UK student works with body-positive movement as Aerie model

An Aerie ad with Paige Isaac as the model was displayed on a billboard in Times Square in New York City, New York. Photo provided by Paige Isaac | Aerie

Allie King

Paige Isaac, a UK junior, lives a double-life, working as a student studying marketing and digital media and design and as an Aerie Real model and NEDA spokesperson.

“I have been following [Aerie] for so long, and they just continue to grow and grow and grow,” said Isaac as she described her admiration for the company.

Earlier this year, Isaac sent a video in to an open casting call by Aerie for an upcoming campaign. The company was looking for participants who wanted to be a part of its new body-positive movement.

The Aerie Real campaign celebrates “girl power, body positivity, and no retouching,” according to its website.

In the taped-video application, Isaac explained why she wanted to be part of the campaign: “If me being in this campaign can help at least one person with their recovery, like the other untouched models you have put out there have helped me, that would mean that this campaign was worth it.”

Isaac said her own struggles inspired her to become involved with body-positive movements.

“I’ve really struggled with an eating disorder for a while. I’ve struggled with bulimia. I’ve struggled with OCD… I’ve struggled with body dysmorphia for a long time,” she said.

In regard to her recovery, Isaac said that it is a difficult question because recovery is not a “linear process,” meaning there have been a lot of ups and downs. She admitted she has had a few relapses, some during the summer going into her freshman year at UK, and the summer break going into sophomore year.

“I was a mess,” Isaac said.

Soon after being accepted by Aerie, the company flew Isaac out to AE headquarters in Pittsburgh, Pennsylvania, where they shot her Aerie Real pictures. The Aerie Real campaign pictures went live in July of 2018, even though they did not announce their campaign details until August.

When the original photos from the campaign were dropped, Isaac’s pictures were not used anywhere.

Later, Isaac drove to Nashville to see Iskra Lawrence, a well-known Aerie Real “RoleModel.” She had the opportunity that day to meet Lawrence, along with a few other members of the campaign. One of the others that Isaac met that day was Hillary Bacon, a girl with a tattoo matching Isaac’s: the NEDA sign.

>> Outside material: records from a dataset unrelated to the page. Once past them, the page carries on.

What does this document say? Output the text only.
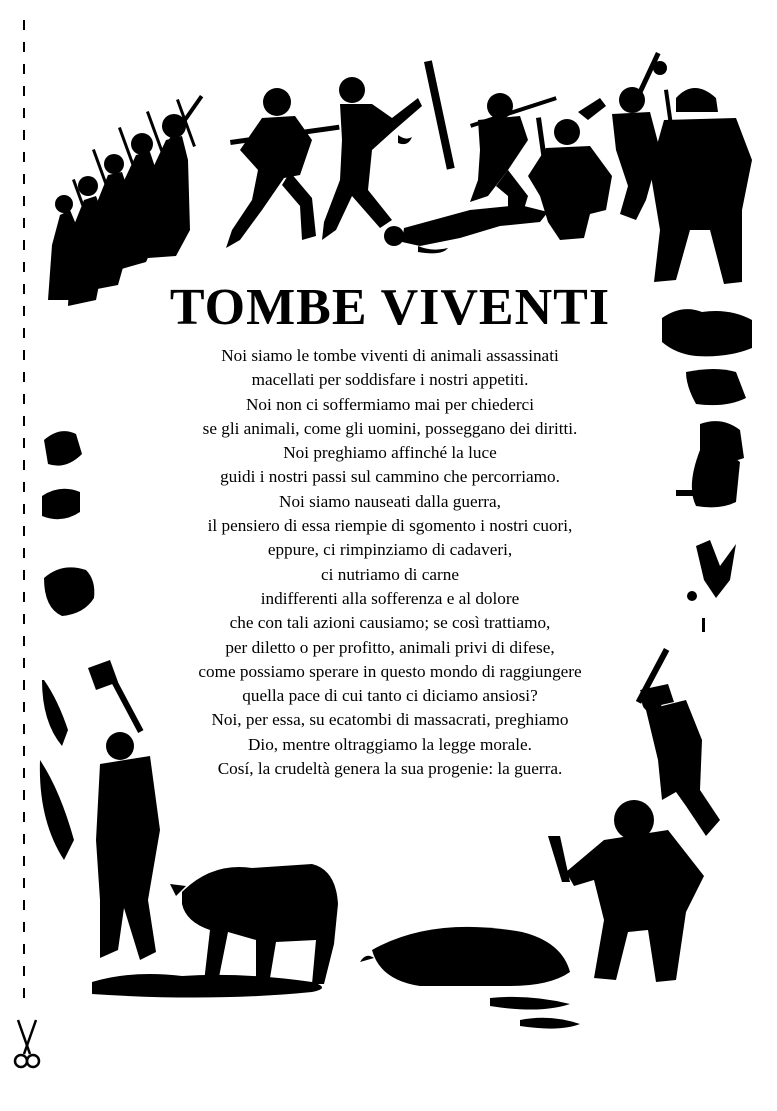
TOMBE VIVENTI
Noi siamo le tombe viventi di animali assassinati
macellati per soddisfare i nostri appetiti.
Noi non ci soffermiamo mai per chiederci
se gli animali, come gli uomini, posseggano dei diritti.
Noi preghiamo affinché la luce
guidi i nostri passi sul cammino che percorriamo.
Noi siamo nauseati dalla guerra,
il pensiero di essa riempie di sgomento i nostri cuori,
eppure, ci rimpinziamo di cadaveri,
ci nutriamo di carne
indifferenti alla sofferenza e al dolore
che con tali azioni causiamo; se così trattiamo,
per diletto o per profitto, animali privi di difese,
come possiamo sperare in questo mondo di raggiungere
quella pace di cui tanto ci diciamo ansiosi?
Noi, per essa, su ecatombi di massacrati, preghiamo
Dio, mentre oltraggiamo la legge morale.
Cosí, la crudeltà genera la sua progenie: la guerra.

NEDA — or the National Eating Disorders Association — is the largest nonprofit supporting those affected by eating disorders. According to its website, NEDA’s vision as a company is “envisioning a world without eating disorders.”

Lawrence took a photo with Bacon and Isaac that day, showing their NEDA tattoos, and posted it to Instagram, with an inspirational caption stating that she was “proud to travel around the world meeting NEDA warriors and [eating disorder] survivors.” This put Isaac on the map for all things Aerie and NEDA.

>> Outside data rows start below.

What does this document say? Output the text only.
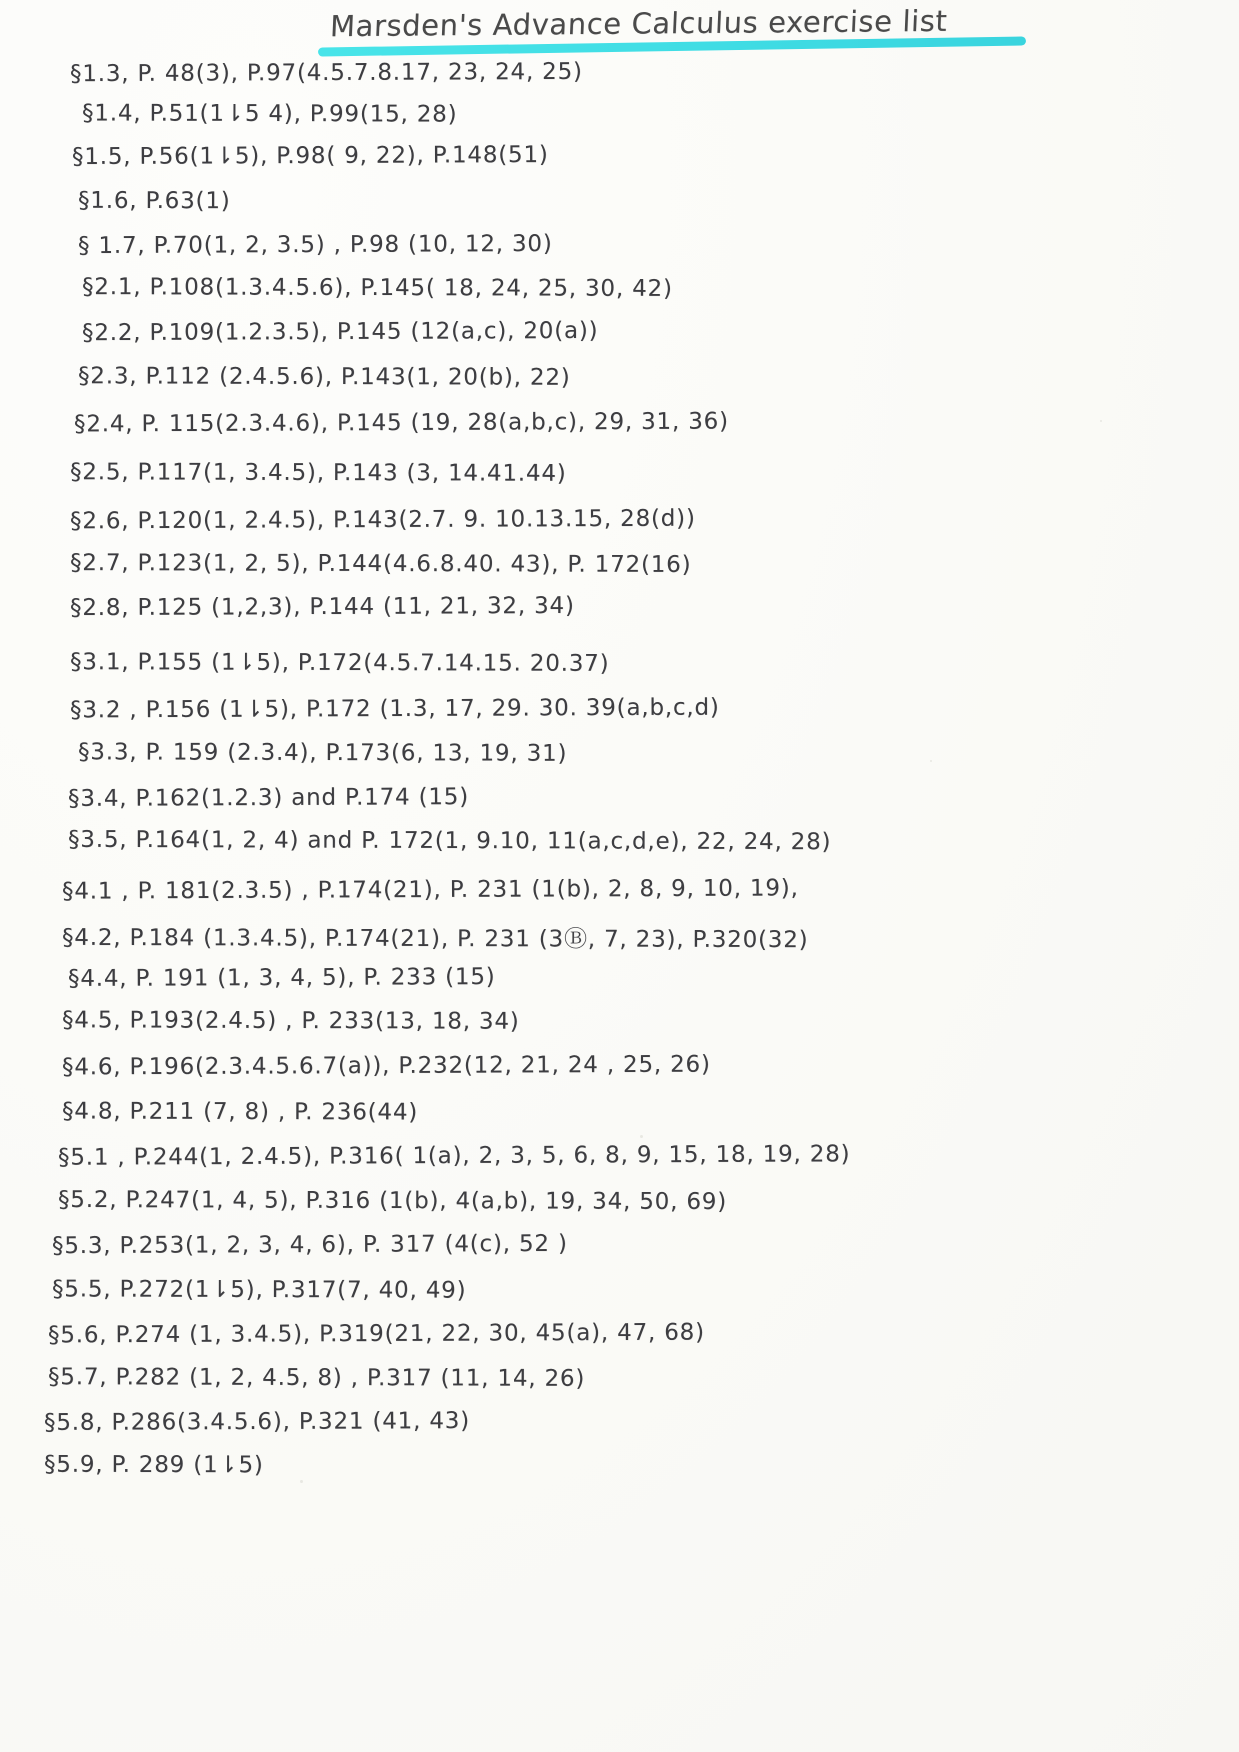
Marsden's Advance Calculus exercise list
§1.3, P. 48(3), P.97(4.5.7.8.17, 23, 24, 25)
§1.4, P.51(1⇂5 4), P.99(15, 28)
§1.5, P.56(1⇂5), P.98( 9, 22), P.148(51)
§1.6, P.63(1)
§ 1.7, P.70(1, 2, 3.5) , P.98 (10, 12, 30)
§2.1, P.108(1.3.4.5.6), P.145( 18, 24, 25, 30, 42)
§2.2, P.109(1.2.3.5), P.145 (12(a,c), 20(a))
§2.3, P.112 (2.4.5.6), P.143(1, 20(b), 22)
§2.4, P. 115(2.3.4.6), P.145 (19, 28(a,b,c), 29, 31, 36)
§2.5, P.117(1, 3.4.5), P.143 (3, 14.41.44)
§2.6, P.120(1, 2.4.5), P.143(2.7. 9. 10.13.15, 28(d))
§2.7, P.123(1, 2, 5), P.144(4.6.8.40. 43), P. 172(16)
§2.8, P.125 (1,2,3), P.144 (11, 21, 32, 34)
§3.1, P.155 (1⇂5), P.172(4.5.7.14.15. 20.37)
§3.2 , P.156 (1⇂5), P.172 (1.3, 17, 29. 30. 39(a,b,c,d)
§3.3, P. 159 (2.3.4), P.173(6, 13, 19, 31)
§3.4, P.162(1.2.3) and P.174 (15)
§3.5, P.164(1, 2, 4) and P. 172(1, 9.10, 11(a,c,d,e), 22, 24, 28)
§4.1 , P. 181(2.3.5) , P.174(21), P. 231 (1(b), 2, 8, 9, 10, 19),
§4.2, P.184 (1.3.4.5), P.174(21), P. 231 (3Ⓑ, 7, 23), P.320(32)
§4.4, P. 191 (1, 3, 4, 5), P. 233 (15)
§4.5, P.193(2.4.5) , P. 233(13, 18, 34)
§4.6, P.196(2.3.4.5.6.7(a)), P.232(12, 21, 24 , 25, 26)
§4.8, P.211 (7, 8) , P. 236(44)
§5.1 , P.244(1, 2.4.5), P.316( 1(a), 2, 3, 5, 6, 8, 9, 15, 18, 19, 28)
§5.2, P.247(1, 4, 5), P.316 (1(b), 4(a,b), 19, 34, 50, 69)
§5.3, P.253(1, 2, 3, 4, 6), P. 317 (4(c), 52 )
§5.5, P.272(1⇂5), P.317(7, 40, 49)
§5.6, P.274 (1, 3.4.5), P.319(21, 22, 30, 45(a), 47, 68)
§5.7, P.282 (1, 2, 4.5, 8) , P.317 (11, 14, 26)
§5.8, P.286(3.4.5.6), P.321 (41, 43)
§5.9, P. 289 (1⇂5)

Aerie supports NEDA as its philanthropy. They create and sell clothing in which 100% of proceeds go to NEDA. They also have activities in-store that shoppers can do to donate to NEDA.

“If you post an untouched bikini picture, they will donate $1 per picture, up to $30,000 each year. They hit their mark every year,” said Isaac.

Aerie sponsors every charity walk put on by NEDA and sometimes sets up stations at these walks which help raise money for the cause as well as bring the community together in one event. Along with the short walk, there are fun stations with different activities set up, including yoga and do-it-yourself crafts.

Two weeks after Lawrence’s picture on Instagram, Aerie asked Isaac to participate in a discussion panel in Chicago, where the company flew her out to. Isaac met people high up in both companies, Aerie and NEDA, one of which was Jessica Hickman, the National Walks Manager, who mentioned that Isaac’s Aerie Real photo might be used for the NEDA walk in New York City.

Isaac made a last-minute decision to go to New York City for the upcoming NEDA walk where she found that she was the face of that event by seeing herself on a billboard in Times Square. While Isaac was in New York, she was invited back to NEDA headquarters where she met more of the NEDA team, including the CEO, Claire Mysko.

Being born and raised in Lexington, Kentucky, Isaac wants to see more inclusion in her town.

“If anyone is going to get more diversity out there or create more opportunities for people who don’t necessarily have opportunities it is going to be the people who are leading the student body right now,” said Isaac, regarding the student government.

As for the future, Isaac is working with Hickman, from NEDA, to bring a NEDA walk to Lexington in the spring.

“I am just going to being active with NEDA. I am going keep doing as much as I can with Aerie. I am going to just keep working within the body-positive movement,” Isaac said.

She is confident that she will go back to NEDA’s headquarters. She also has plans to attend three NEDA walks in the spring in Lexington, Nashville and Indianapolis.

To learn more about eating disorders and the Aerie Real movement, visit as well as

Isaac had words of encouragement for people struggling with body image.

“There are going to be ups and downs. If you do happen to relapse, the fact that you are recognizing that you are and that that is not good means that you are already better off than you used to be,” she said. “Take it one day at a time.”